E o tal de GP Virtual?

Como uma pessoa nascida em 2001, posso dizer que com certeza eu estou acostumada com a tecnologia… Eu vi a nossa transição dos telefones inquebráveis da Nokia para os smartphones e a mudança dos consoles de videogame ao longo do tempo… Dos gráficos esquisitos do PlayStation 1 aos gráficos super incríveis do PlayStation 4 e Xbox.

Pra mim, o mundo virtual é algo muito próximo, muito da minha geração… Mas a gente sabe que o automobilismo é um esporte que tem vários tipos de público, e nem sempre todo mundo tá acostumado com a tecnologia fora das pistas.

Avaliando as redes sociais, percebi que esses tais de GP’s virtuais estão deixando muita gente divida. Mas antes de qualquer coisa: torcedores, calma! A corrida virtual não está tomando o lugar da real. E nem é a mesma coisa!

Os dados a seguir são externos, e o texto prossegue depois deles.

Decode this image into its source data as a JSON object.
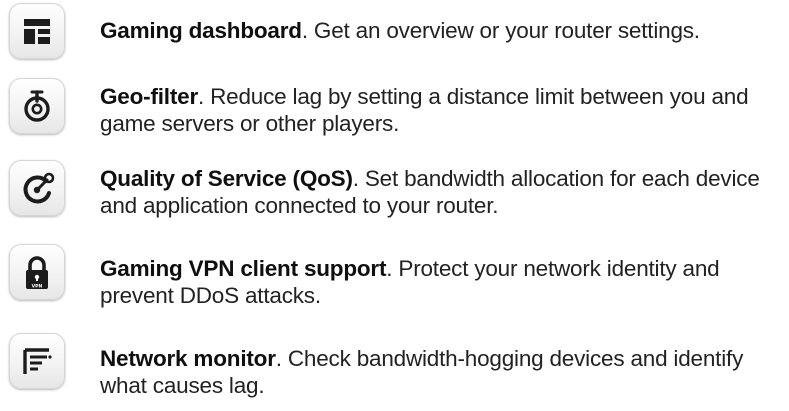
{
  "features": [
    {
      "icon": "dashboard-icon",
      "title": "Gaming dashboard",
      "description": ". Get an overview or your router settings."
    },
    {
      "icon": "geo-filter-icon",
      "title": "Geo-filter",
      "description": ".  Reduce lag by setting a distance limit between you and game servers or other players."
    },
    {
      "icon": "qos-icon",
      "title": "Quality of Service (QoS)",
      "description": ". Set bandwidth allocation for each device and application connected to your router."
    },
    {
      "icon": "vpn-lock-icon",
      "icon_label": "VPN",
      "title": "Gaming VPN client support",
      "description": ". Protect your network identity and prevent DDoS attacks."
    },
    {
      "icon": "network-monitor-icon",
      "title": "Network monitor",
      "description": ". Check bandwidth-hogging devices and identify what causes lag."
    }
  ],
  "colors": {
    "icon_glyph": "#1c1c1c",
    "text": "#222222",
    "tile_border": "#d6d6d6"
  }
}
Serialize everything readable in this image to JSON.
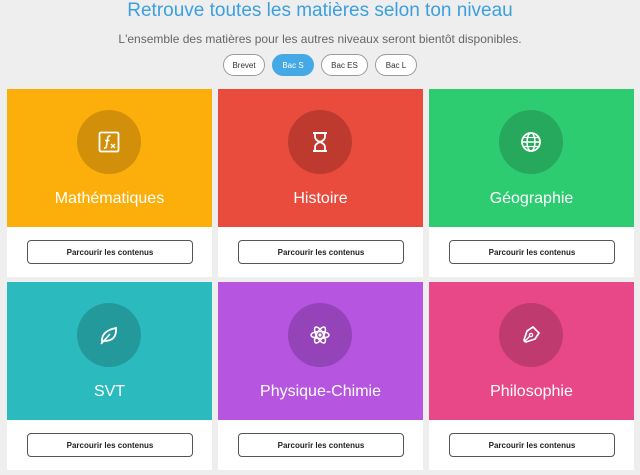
{
  "header": {
    "title": "Retrouve toutes les matières selon ton niveau",
    "subtitle": "L'ensemble des matières pour les autres niveaux seront bientôt disponibles."
  },
  "levels": [
    {
      "label": "Brevet",
      "active": false
    },
    {
      "label": "Bac S",
      "active": true
    },
    {
      "label": "Bac ES",
      "active": false
    },
    {
      "label": "Bac L",
      "active": false
    }
  ],
  "cards": [
    {
      "name": "Mathématiques",
      "icon": "function-icon",
      "color": "#fcaf0b",
      "circle": "#d18f0a",
      "button": "Parcourir les contenus"
    },
    {
      "name": "Histoire",
      "icon": "hourglass-icon",
      "color": "#e94c3d",
      "circle": "#bf3a2e",
      "button": "Parcourir les contenus"
    },
    {
      "name": "Géographie",
      "icon": "globe-icon",
      "color": "#2ecc71",
      "circle": "#26a85d",
      "button": "Parcourir les contenus"
    },
    {
      "name": "SVT",
      "icon": "leaf-icon",
      "color": "#2bbbbf",
      "circle": "#24999c",
      "button": "Parcourir les contenus"
    },
    {
      "name": "Physique-Chimie",
      "icon": "atom-icon",
      "color": "#b555e0",
      "circle": "#9443b8",
      "button": "Parcourir les contenus"
    },
    {
      "name": "Philosophie",
      "icon": "pen-nib-icon",
      "color": "#e84887",
      "circle": "#bf3a6f",
      "button": "Parcourir les contenus"
    }
  ]
}
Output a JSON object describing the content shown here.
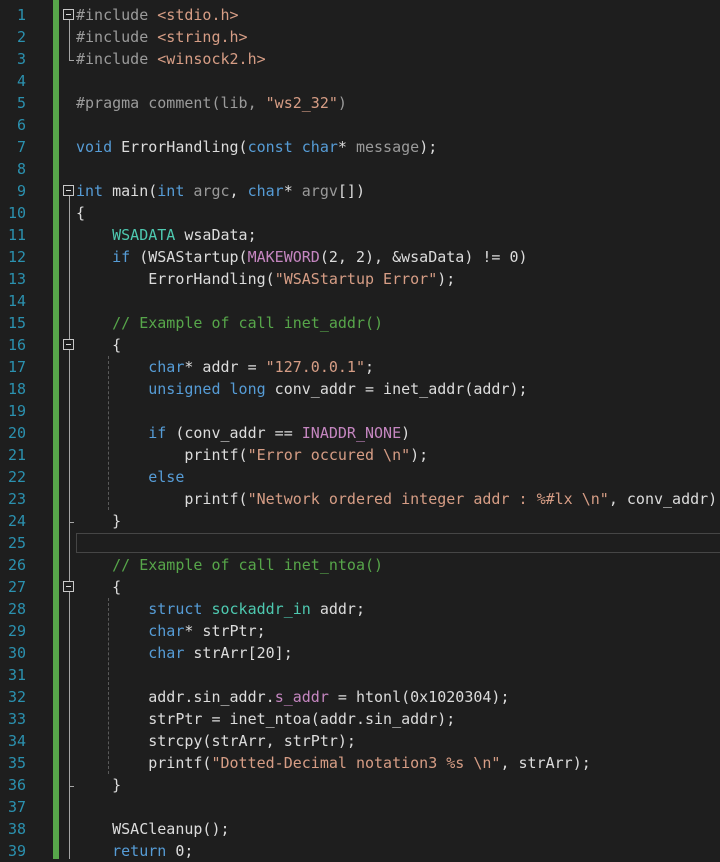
{
  "editor": {
    "language": "C",
    "line_numbers": [
      "1",
      "2",
      "3",
      "4",
      "5",
      "6",
      "7",
      "8",
      "9",
      "10",
      "11",
      "12",
      "13",
      "14",
      "15",
      "16",
      "17",
      "18",
      "19",
      "20",
      "21",
      "22",
      "23",
      "24",
      "25",
      "26",
      "27",
      "28",
      "29",
      "30",
      "31",
      "32",
      "33",
      "34",
      "35",
      "36",
      "37",
      "38",
      "39"
    ],
    "lines": [
      [
        [
          "#include ",
          "pp"
        ],
        [
          "<stdio.h>",
          "str"
        ]
      ],
      [
        [
          "#include ",
          "pp"
        ],
        [
          "<string.h>",
          "str"
        ]
      ],
      [
        [
          "#include ",
          "pp"
        ],
        [
          "<winsock2.h>",
          "str"
        ]
      ],
      [],
      [
        [
          "#pragma comment(lib, ",
          "pp"
        ],
        [
          "\"ws2_32\"",
          "str"
        ],
        [
          ")",
          "pp"
        ]
      ],
      [],
      [
        [
          "void",
          "kw"
        ],
        [
          " ErrorHandling(",
          "fn"
        ],
        [
          "const",
          "kw"
        ],
        [
          " ",
          "fn"
        ],
        [
          "char",
          "kw"
        ],
        [
          "* ",
          "fn"
        ],
        [
          "message",
          "par"
        ],
        [
          ");",
          "fn"
        ]
      ],
      [],
      [
        [
          "int",
          "kw"
        ],
        [
          " main(",
          "fn"
        ],
        [
          "int",
          "kw"
        ],
        [
          " ",
          "fn"
        ],
        [
          "argc",
          "par"
        ],
        [
          ", ",
          "fn"
        ],
        [
          "char",
          "kw"
        ],
        [
          "* ",
          "fn"
        ],
        [
          "argv",
          "par"
        ],
        [
          "[])",
          "fn"
        ]
      ],
      [
        [
          "{",
          "fn"
        ]
      ],
      [
        [
          "    WSADATA",
          "ty"
        ],
        [
          " wsaData;",
          "fn"
        ]
      ],
      [
        [
          "    ",
          "fn"
        ],
        [
          "if",
          "kw"
        ],
        [
          " (WSAStartup(",
          "fn"
        ],
        [
          "MAKEWORD",
          "mac"
        ],
        [
          "(2, 2), &wsaData) != 0)",
          "fn"
        ]
      ],
      [
        [
          "        ErrorHandling(",
          "fn"
        ],
        [
          "\"WSAStartup Error\"",
          "str"
        ],
        [
          ");",
          "fn"
        ]
      ],
      [],
      [
        [
          "    // Example of call inet_addr()",
          "cm"
        ]
      ],
      [
        [
          "    {",
          "fn"
        ]
      ],
      [
        [
          "        ",
          "fn"
        ],
        [
          "char",
          "kw"
        ],
        [
          "* addr = ",
          "fn"
        ],
        [
          "\"127.0.0.1\"",
          "str"
        ],
        [
          ";",
          "fn"
        ]
      ],
      [
        [
          "        ",
          "fn"
        ],
        [
          "unsigned",
          "kw"
        ],
        [
          " ",
          "fn"
        ],
        [
          "long",
          "kw"
        ],
        [
          " conv_addr = inet_addr(addr);",
          "fn"
        ]
      ],
      [],
      [
        [
          "        ",
          "fn"
        ],
        [
          "if",
          "kw"
        ],
        [
          " (conv_addr == ",
          "fn"
        ],
        [
          "INADDR_NONE",
          "mac"
        ],
        [
          ")",
          "fn"
        ]
      ],
      [
        [
          "            printf(",
          "fn"
        ],
        [
          "\"Error occured \\n\"",
          "str"
        ],
        [
          ");",
          "fn"
        ]
      ],
      [
        [
          "        ",
          "fn"
        ],
        [
          "else",
          "kw"
        ]
      ],
      [
        [
          "            printf(",
          "fn"
        ],
        [
          "\"Network ordered integer addr : %#lx \\n\"",
          "str"
        ],
        [
          ", conv_addr);",
          "fn"
        ]
      ],
      [
        [
          "    }",
          "fn"
        ]
      ],
      [],
      [
        [
          "    // Example of call inet_ntoa()",
          "cm"
        ]
      ],
      [
        [
          "    {",
          "fn"
        ]
      ],
      [
        [
          "        ",
          "fn"
        ],
        [
          "struct",
          "kw"
        ],
        [
          " ",
          "fn"
        ],
        [
          "sockaddr_in",
          "ty"
        ],
        [
          " addr;",
          "fn"
        ]
      ],
      [
        [
          "        ",
          "fn"
        ],
        [
          "char",
          "kw"
        ],
        [
          "* strPtr;",
          "fn"
        ]
      ],
      [
        [
          "        ",
          "fn"
        ],
        [
          "char",
          "kw"
        ],
        [
          " strArr[20];",
          "fn"
        ]
      ],
      [],
      [
        [
          "        addr.sin_addr.",
          "fn"
        ],
        [
          "s_addr",
          "mac"
        ],
        [
          " = htonl(0x1020304);",
          "fn"
        ]
      ],
      [
        [
          "        strPtr = inet_ntoa(addr.sin_addr);",
          "fn"
        ]
      ],
      [
        [
          "        strcpy(strArr, strPtr);",
          "fn"
        ]
      ],
      [
        [
          "        printf(",
          "fn"
        ],
        [
          "\"Dotted-Decimal notation3 %s \\n\"",
          "str"
        ],
        [
          ", strArr);",
          "fn"
        ]
      ],
      [
        [
          "    }",
          "fn"
        ]
      ],
      [],
      [
        [
          "    WSACleanup();",
          "fn"
        ]
      ],
      [
        [
          "    ",
          "fn"
        ],
        [
          "return",
          "kw"
        ],
        [
          " 0;",
          "fn"
        ]
      ]
    ],
    "current_line": "25",
    "fold_markers": [
      "1",
      "9",
      "16",
      "27"
    ],
    "colors": {
      "background": "#1e1e1e",
      "keyword": "#569cd6",
      "type": "#4ec9b0",
      "string": "#d69d85",
      "comment": "#57a64a",
      "macro": "#c586c0",
      "line_number": "#2b91af",
      "change_bar": "#57a64a"
    }
  }
}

Dito isso, vamos ao que interessa: o e-Sports atualmente tem seu próprio espaço e é muito difícil que as coisas se confundam (por enquanto). Um exemplo são os campeonatos de FIFA… Você não vê o mundo virtual do futebol e o mundo real colidindo. Claro, a dinâmica é bem diferente da Fórmula 1, por exemplo, mas mesmo assim, a Fórmula 1 possui seu próprio campeonato de e-Sports (e esses mundos quase nunca se encontraram).

Eu achei muito positivo a iniciativa das corridas virtuais durante toda essa paralisação. É um ambiente estranho até mesmo para os pilotos: alguns deles nem tinham o equipamento em casa e nem todos são fãs de games. Mas aos poucos as coisas estão fluindo. Só nesse fim de semana, 4 novos pilotos aderiram ao GP virtual.

Claro, a corrida não vai ter a mesma empolgação de uma corrida real, mas a experiência é muito legal. Eu, particularmente, costumo assistir por pelo menos três transmissões diferentes: uma oficial, no YouTube e outras duas em canais de pilotos na Twitch (eu sei, é confuso e eu sou meio doidinha, por que o Lando Norris grita muito). Ver os pilotos reagindo torna a minha experiência mais interessante.

A transmissão oficial é legal, ela mostra a corrida completa e tem narradores e comentaristas, mas falta um pouquinho de emoção. É aí que entram os pilotos. É apenas um jogo, mas alguns levam a sério (como Charles Leclerc) e outros levam na tranquilidade (como Alex Albon). Fora isso, você pode ver coisas como Lando Norris ligando pra 6 pessoas para pedir dicas (incluindo Max Verstappen, Carlos Sainz e o chefe da McLaren, Zak Brown).

As corridas virtuais são entretenimento, elas não tem como intenção dar um título mundial a alguém. Se permita se divertir um pouco, deixar o clubismo de lado… E ficar meio bravo com a falta de danos aos carros nas corridas! Se desligue um pouco do mundo e leve às coisas um pouco menos à sério, ninguém é obrigado a gostar dos GP’s virtuais ou se acostumar com eles, mas faz bem ao menos tentar ver por um lado mais divertido.

Talvez depois que tudo isso acabar, você nunca mais veja uma corrida virtual ou talvez você fique viciado e encontre um novo interesse, você nunca vai saber se não baixar um pouco a guarda. Permita-se experimentar o novo! Só tome cuidado pra não virar a autora desse blog e ficar surda com os gritos dos pilotos nos microfones, ou ficar com raiva do “Yes, Boys! C’mon” de Max Verstappen (essa é uma longa história).

Espero comentar as corridas com vocês na timeline!